I'm finding a rare limitation in gnuplot, so it seems it can't work with dates after the year 2037. This is the code I'm using:
myTimeFmt = '%d/%m/%Y'
DateStart = '01/01/2038'
DateEnd = '31/12/2038'
SecsPerDay = 86400
set print $Data
do for [t=strptime(myTimeFmt,DateStart):strptime(myTimeFmt,DateEnd):SecsPerDay] {
print strftime(myTimeFmt,t)
}
set print
print $Data
This works for the year 2037. Trying it with the year 2038 returns the following error:
no datablock named $Data
With the year 2039 and so on, the code returns the date 13/12/1901
.
Is there any solution for my code to make it work? Or will I have to create the $Data content with another tool? Which one? Could I do that with awk (supported in gnuplot)?
Some more information:
gnuplot 5.0 patchlevel 5
Debian 4.9.258-1
4.9.0-15-amd64
x86_64
I'm not a Gnuplot expert, but think it's to do with for
loops only working with integer values. You can work around by doing something like:
t = strptime(myTimeFmt,DateStart)
te = strptime(myTimeFmt,DateEnd)
while (t < te) {
print strftime(myTimeFmt,t)
t = t + SecsPerDay
}
That way I get the iteration happening as normal.

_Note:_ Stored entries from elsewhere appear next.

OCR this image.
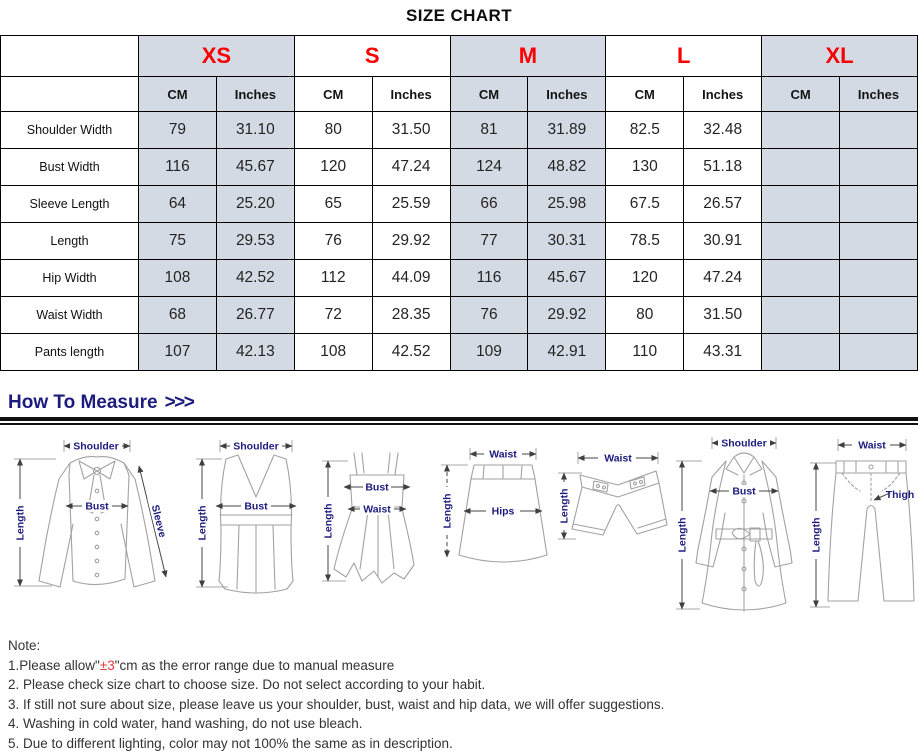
SIZE CHART
	XS		S		M		L		XL	
	CM	Inches	CM	Inches	CM	Inches	CM	Inches	CM	Inches
Shoulder Width	79	31.10	80	31.50	81	31.89	82.5	32.48		
Bust Width	116	45.67	120	47.24	124	48.82	130	51.18		
Sleeve Length	64	25.20	65	25.59	66	25.98	67.5	26.57		
Length	75	29.53	76	29.92	77	30.31	78.5	30.91		
Hip Width	108	42.52	112	44.09	116	45.67	120	47.24		
Waist Width	68	26.77	72	28.35	76	29.92	80	31.50		
Pants length	107	42.13	108	42.52	109	42.91	110	43.31		
How To Measure >>>
Shoulder
Length	Bust	Sleeve
Shoulder
Length	Bust	Length
Bust
Waist
Waist
Hips
Length
Waist
Length
Shoulder
Length
Bust
Waist
Length
Thigh
Note:
1.Please allow"±3"cm as the error range due to manual measure
2. Please check size chart to choose size. Do not select according to your habit.
3. If still not sure about size, please leave us your shoulder, bust, waist and hip data, we will offer suggestions.
4. Washing in cold water, hand washing, do not use bleach.
5. Due to different lighting, color may not 100% the same as in description.
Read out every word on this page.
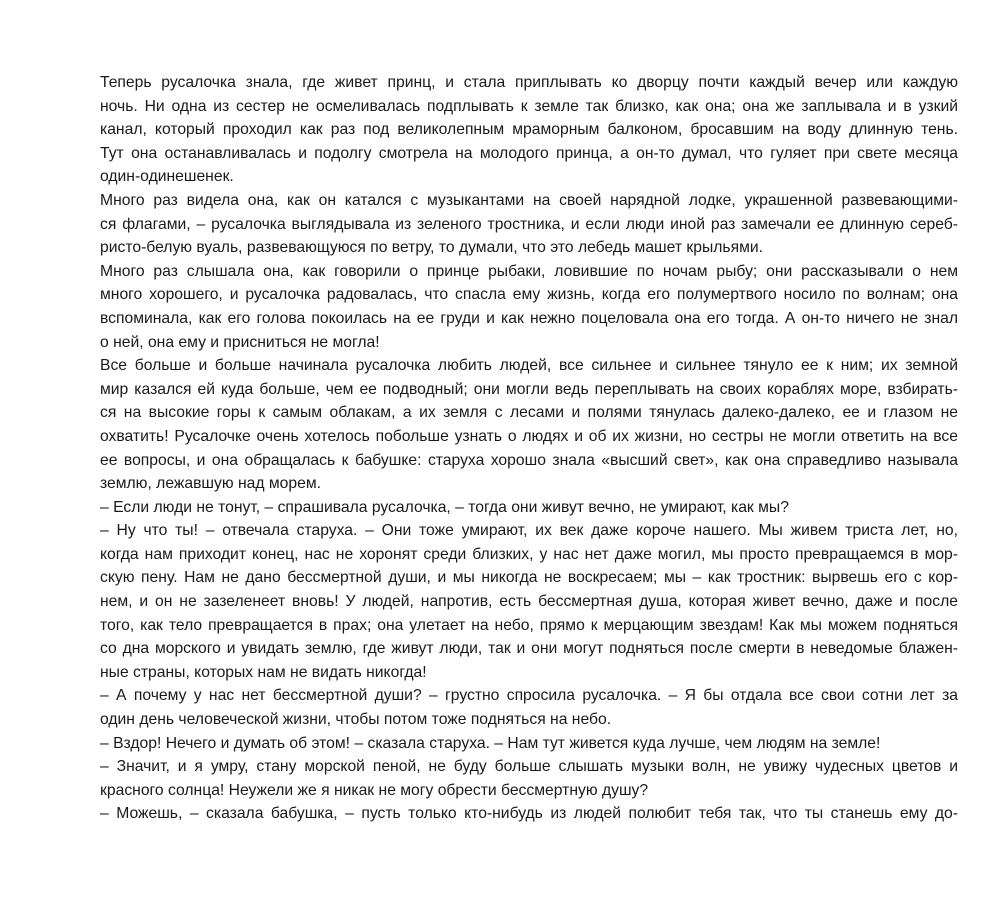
Теперь русалочка знала, где живет принц, и стала приплывать ко дворцу почти каждый вечер или каждую
ночь. Ни одна из сестер не осмеливалась подплывать к земле так близко, как она; она же заплывала и в узкий
канал, который проходил как раз под великолепным мраморным балконом, бросавшим на воду длинную тень.
Тут она останавливалась и подолгу смотрела на молодого принца, а он-то думал, что гуляет при свете месяца
один-одинешенек.

Много раз видела она, как он катался с музыкантами на своей нарядной лодке, украшенной развевающими-
ся флагами, – русалочка выглядывала из зеленого тростника, и если люди иной раз замечали ее длинную сереб-
ристо-белую вуаль, развевающуюся по ветру, то думали, что это лебедь машет крыльями.

Много раз слышала она, как говорили о принце рыбаки, ловившие по ночам рыбу; они рассказывали о нем
много хорошего, и русалочка радовалась, что спасла ему жизнь, когда его полумертвого носило по волнам; она
вспоминала, как его голова покоилась на ее груди и как нежно поцеловала она его тогда. А он-то ничего не знал
о ней, она ему и присниться не могла!

Все больше и больше начинала русалочка любить людей, все сильнее и сильнее тянуло ее к ним; их земной
мир казался ей куда больше, чем ее подводный; они могли ведь переплывать на своих кораблях море, взбирать-
ся на высокие горы к самым облакам, а их земля с лесами и полями тянулась далеко-далеко, ее и глазом не
охватить! Русалочке очень хотелось побольше узнать о людях и об их жизни, но сестры не могли ответить на все
ее вопросы, и она обращалась к бабушке: старуха хорошо знала «высший свет», как она справедливо называла
землю, лежавшую над морем.

– Если люди не тонут, – спрашивала русалочка, – тогда они живут вечно, не умирают, как мы?

– Ну что ты! – отвечала старуха. – Они тоже умирают, их век даже короче нашего. Мы живем триста лет, но,
когда нам приходит конец, нас не хоронят среди близких, у нас нет даже могил, мы просто превращаемся в мор-
скую пену. Нам не дано бессмертной души, и мы никогда не воскресаем; мы – как тростник: вырвешь его с кор-
нем, и он не зазеленеет вновь! У людей, напротив, есть бессмертная душа, которая живет вечно, даже и после
того, как тело превращается в прах; она улетает на небо, прямо к мерцающим звездам! Как мы можем подняться
со дна морского и увидать землю, где живут люди, так и они могут подняться после смерти в неведомые блажен-
ные страны, которых нам не видать никогда!

– А почему у нас нет бессмертной души? – грустно спросила русалочка. – Я бы отдала все свои сотни лет за
один день человеческой жизни, чтобы потом тоже подняться на небо.

– Вздор! Нечего и думать об этом! – сказала старуха. – Нам тут живется куда лучше, чем людям на земле!

– Значит, и я умру, стану морской пеной, не буду больше слышать музыки волн, не увижу чудесных цветов и
красного солнца! Неужели же я никак не могу обрести бессмертную душу?

– Можешь, – сказала бабушка, – пусть только кто-нибудь из людей полюбит тебя так, что ты станешь ему до-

Otherwise, you could rewrite to something like:
ts = strptime(myTimeFmt, DateStart)
te = strptime(myTimeFmt, DateEnd)
do for [day = 0 : (te - ts) / SecsPerDay] {
t = ts + day * SecsPerDay
print strftime(myTimeFmt,t)
}
Which might result in less floating point rounding errors if you increment by different values (e.g. if you want to increment by 0.1 seconds you'd run into things like Is floating point math broken?).